The created were also gone, but not of their own volition, although if lawyers had existed they’d have found a way to prove that it had been so. A second generation had been born and matured, a generation that had never known the One, other than in ritual, and had yet to meet the Other as their parents had. But a generation yet to be completed in an important manner.

A colloquy is repeated, an Ode to the Confused.

“He is my brother and my son” said the second man, and then whispered, “I am his brother and his father and his mother is my mother and my wife and my lover and my life” and then he shouted, “Father, why have you forsaken us?” And then he cried crystal tears that fell to the fertile earth and turned it to dust.

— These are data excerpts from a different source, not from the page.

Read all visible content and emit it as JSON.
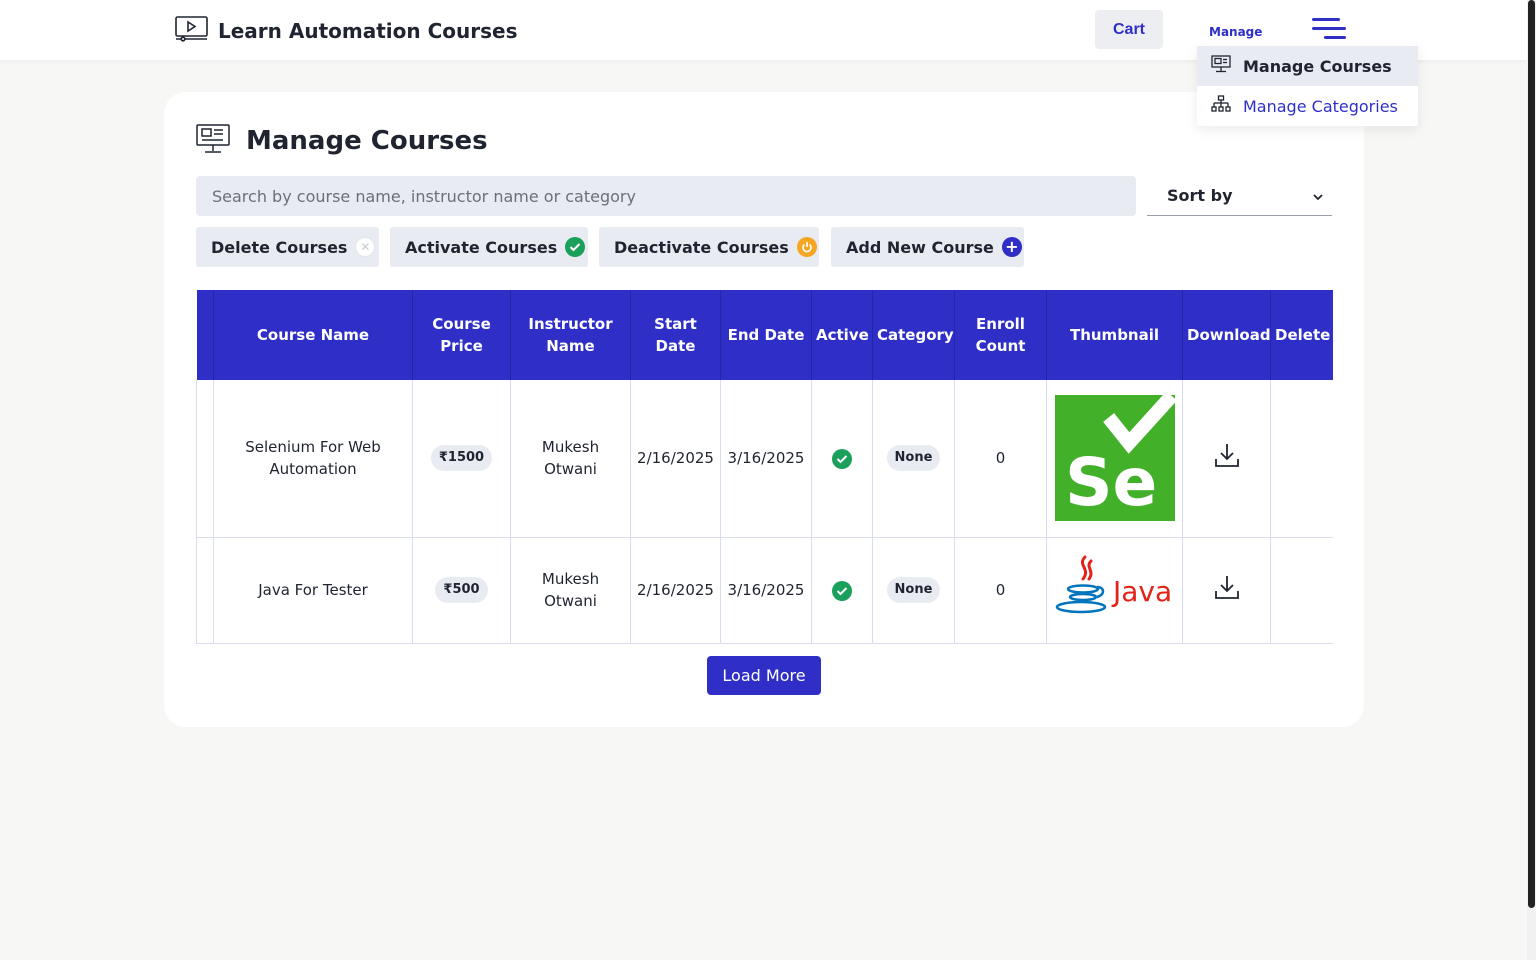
{
  "header": {
    "brand_title": "Learn Automation Courses",
    "cart_label": "Cart",
    "manage_label": "Manage"
  },
  "dropdown": {
    "items": [
      {
        "label": "Manage Courses",
        "icon": "monitor-icon",
        "active": true
      },
      {
        "label": "Manage Categories",
        "icon": "hierarchy-icon",
        "active": false
      }
    ]
  },
  "page": {
    "title": "Manage Courses"
  },
  "search": {
    "placeholder": "Search by course name, instructor name or category"
  },
  "sort": {
    "label": "Sort by"
  },
  "actions": {
    "delete": "Delete Courses",
    "activate": "Activate Courses",
    "deactivate": "Deactivate Courses",
    "add": "Add New Course"
  },
  "table": {
    "headers": {
      "course_name": "Course Name",
      "course_price_1": "Course",
      "course_price_2": "Price",
      "instructor_1": "Instructor",
      "instructor_2": "Name",
      "start_date": "Start Date",
      "end_date": "End Date",
      "active": "Active",
      "category": "Category",
      "enroll_1": "Enroll",
      "enroll_2": "Count",
      "thumbnail": "Thumbnail",
      "download": "Download",
      "delete": "Delete"
    },
    "rows": [
      {
        "course_name_1": "Selenium For Web",
        "course_name_2": "Automation",
        "price": "₹1500",
        "instructor_1": "Mukesh",
        "instructor_2": "Otwani",
        "start_date": "2/16/2025",
        "end_date": "3/16/2025",
        "category": "None",
        "enroll_count": "0",
        "thumbnail_text": "Se"
      },
      {
        "course_name_1": "Java For Tester",
        "course_name_2": "",
        "price": "₹500",
        "instructor_1": "Mukesh",
        "instructor_2": "Otwani",
        "start_date": "2/16/2025",
        "end_date": "3/16/2025",
        "category": "None",
        "enroll_count": "0",
        "thumbnail_text": "Java"
      }
    ]
  },
  "load_more": "Load More",
  "colors": {
    "accent": "#2f2fc8",
    "active_green": "#1aa05a",
    "deactivate_orange": "#f5a623",
    "selenium_green": "#43b02a",
    "java_red": "#e2231a",
    "java_blue": "#0074bd"
  }
}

His sister, who was also his mother and his wife, listened, staring, silently, somewhat curiously and a bit impatiently. She’d heard this before, albeit from her other son who was also her husband and her father. How to answer them she wondered, they were so few and so thoroughly confused, and there were no others there like her, at least not yet, and if they came, then what would their role be, what would she be then, what would she do, how would she answer when they asked.

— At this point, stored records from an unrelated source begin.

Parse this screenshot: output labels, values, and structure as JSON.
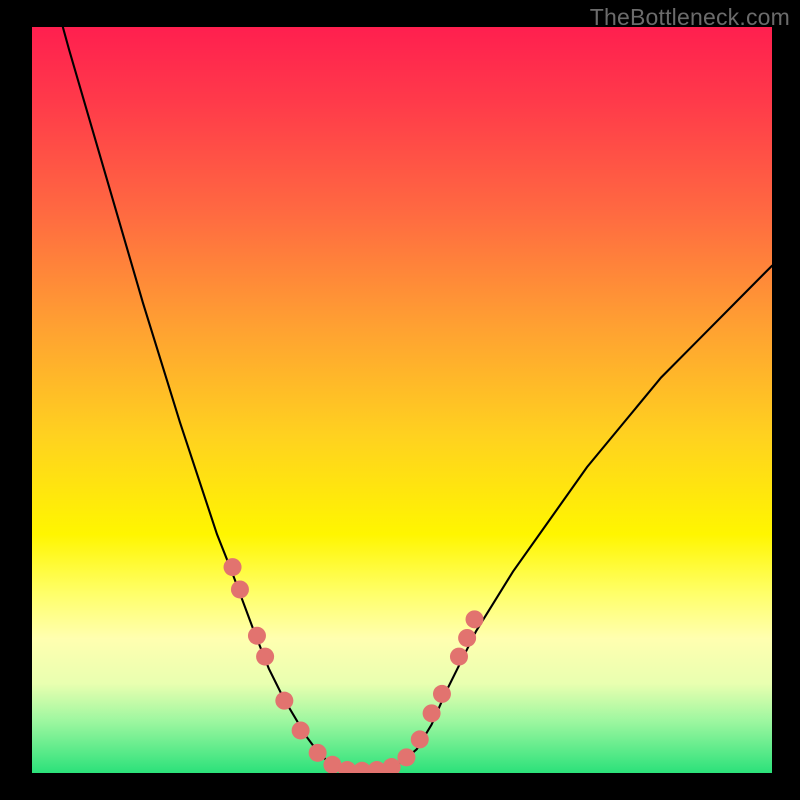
{
  "watermark": "TheBottleneck.com",
  "colors": {
    "background": "#000000",
    "marker_fill": "#e2736f",
    "curve_stroke": "#000000",
    "gradient_top": "#ff1f4f",
    "gradient_bottom": "#2be17a"
  },
  "chart_data": {
    "type": "line",
    "title": "",
    "subtitle": "",
    "xlabel": "",
    "ylabel": "",
    "xlim": [
      0,
      100
    ],
    "ylim": [
      0,
      100
    ],
    "legend": false,
    "annotations": [],
    "series": [
      {
        "name": "bottleneck-curve",
        "x": [
          0,
          5,
          10,
          15,
          20,
          25,
          27,
          30,
          32,
          34,
          37,
          38.5,
          40,
          42,
          44,
          46,
          48,
          50,
          52,
          54,
          56,
          60,
          65,
          70,
          75,
          80,
          85,
          90,
          95,
          100
        ],
        "y": [
          115,
          97,
          80,
          63,
          47,
          32,
          27,
          19,
          14,
          10,
          5,
          3,
          1.5,
          0.6,
          0.2,
          0.2,
          0.5,
          1.5,
          3.2,
          6.5,
          11,
          19,
          27,
          34,
          41,
          47,
          53,
          58,
          63,
          68
        ]
      }
    ],
    "markers": {
      "name": "highlighted-points",
      "x": [
        27.1,
        28.1,
        30.4,
        31.5,
        34.1,
        36.3,
        38.6,
        40.6,
        42.6,
        44.6,
        46.6,
        48.6,
        50.6,
        52.4,
        54.0,
        55.4,
        57.7,
        58.8,
        59.8
      ],
      "y": [
        27.6,
        24.6,
        18.4,
        15.6,
        9.7,
        5.7,
        2.7,
        1.1,
        0.4,
        0.3,
        0.4,
        0.8,
        2.1,
        4.5,
        8.0,
        10.6,
        15.6,
        18.1,
        20.6
      ]
    }
  }
}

The Other, who’d once upon a time a long time before (although not so long as time would become) been transformed into the serpent had once prophesied to her and his prophecies had come true, he’d warned her and cajoled her and perhaps, even tempted her, but she’d not known what to do, so nothing is exactly what she’d done, what other choices had she? And now, what was she to do? Nothing hadn’t quite worked out as she’d hoped it might but the serpent was long gone and no one else was there to proffer her advice. Only questions from the others, her others, to which she had no response, but she’d learned to look wise and say nothing, leaving them to their own conclusions.

Once there’d been another who seemed to care, the One who’d been there when she came to be, the One who promised then forbad, and came and went as he saw fit, the furtive one, the voyeur. But he’d soon become rude and bad tempered and impatient, and then, even violent; all novelties then, and then he’d disappeared as had so many other things, things useful then, now barely memories. Still, they’d all seemingly left echoes and shadows of sorts, and deep, dark frightening dreams, and these latter she’d sometimes come to consider as prophecies, and she frequently wondered whether the dreams were not reality and what she perceived as reality merely dreams.

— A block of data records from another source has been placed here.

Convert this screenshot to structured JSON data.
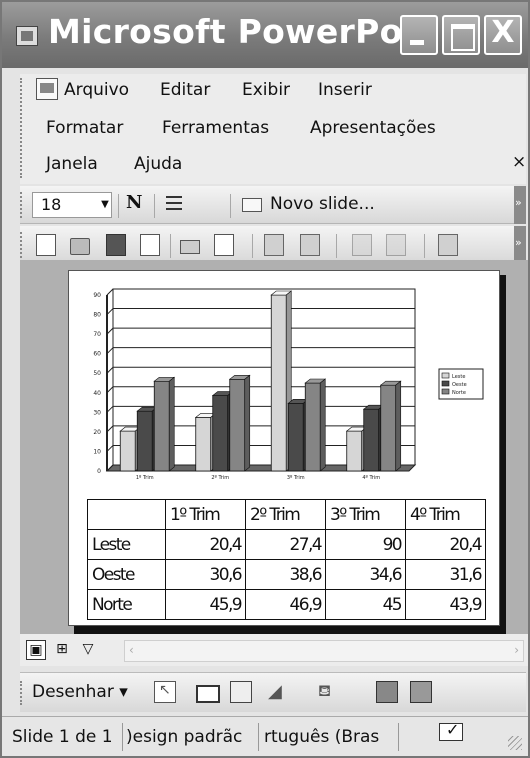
{
  "window": {
    "title": "Microsoft PowerPoi...",
    "close_glyph": "X"
  },
  "menubar": {
    "items": [
      "Arquivo",
      "Editar",
      "Exibir",
      "Inserir",
      "Formatar",
      "Ferramentas",
      "Apresentações",
      "Janela",
      "Ajuda"
    ],
    "close_glyph": "×"
  },
  "formatting_toolbar": {
    "font_size": "18",
    "bold_label": "N",
    "new_slide_label": "Novo slide..."
  },
  "standard_toolbar": {
    "icons": [
      "new-document-icon",
      "open-folder-icon",
      "save-disk-icon",
      "permission-icon",
      "print-icon",
      "print-preview-icon",
      "spelling-icon",
      "research-icon",
      "cut-icon",
      "format-painter-icon",
      "chart-icon"
    ]
  },
  "chart_data": {
    "type": "bar",
    "categories": [
      "1º Trim",
      "2º Trim",
      "3º Trim",
      "4º Trim"
    ],
    "series": [
      {
        "name": "Leste",
        "values": [
          20.4,
          27.4,
          90,
          20.4
        ],
        "color": "#d6d6d6"
      },
      {
        "name": "Oeste",
        "values": [
          30.6,
          38.6,
          34.6,
          31.6
        ],
        "color": "#4a4a4a"
      },
      {
        "name": "Norte",
        "values": [
          45.9,
          46.9,
          45,
          43.9
        ],
        "color": "#858585"
      }
    ],
    "ylim": [
      0,
      90
    ],
    "yticks": [
      0,
      10,
      20,
      30,
      40,
      50,
      60,
      70,
      80,
      90
    ],
    "grid": true,
    "legend": "right",
    "style": "3d-clustered-column"
  },
  "datasheet": {
    "headers": [
      "",
      "1º Trim",
      "2º Trim",
      "3º Trim",
      "4º Trim"
    ],
    "rows": [
      [
        "Leste",
        "20,4",
        "27,4",
        "90",
        "20,4"
      ],
      [
        "Oeste",
        "30,6",
        "38,6",
        "34,6",
        "31,6"
      ],
      [
        "Norte",
        "45,9",
        "46,9",
        "45",
        "43,9"
      ]
    ]
  },
  "viewbar": {
    "views": [
      "normal-view-icon",
      "slide-sorter-view-icon",
      "slide-show-icon"
    ]
  },
  "drawing_toolbar": {
    "draw_label": "Desenhar ▾",
    "icons": [
      "select-cursor-icon",
      "rectangle-icon",
      "textbox-icon",
      "wordart-icon",
      "fill-color-icon",
      "shadow-style-icon",
      "3d-style-icon"
    ]
  },
  "statusbar": {
    "slide_info": "Slide 1 de 1",
    "design": ")esign padrãc",
    "language": "rtuguês (Bras"
  }
}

Apples again they all thought but none mentioned it. Why must they always eat apples they wondered but didn’t dare complain? And why was every apple always infested with a worm?

A colloquy is again repeated, an Ode to the Confused.

“He is my brother and my son” said the third man this time, and then whispered, “I am his brother and his father and his mother is my mother and my wife and my lover and my life” and then he shouted, “Father, why have you forsaken us?” And then he too cried crystal tears that fell to the fertile earth and turned it to dust and the dust spoke claiming that they too were dust and dust they would become again.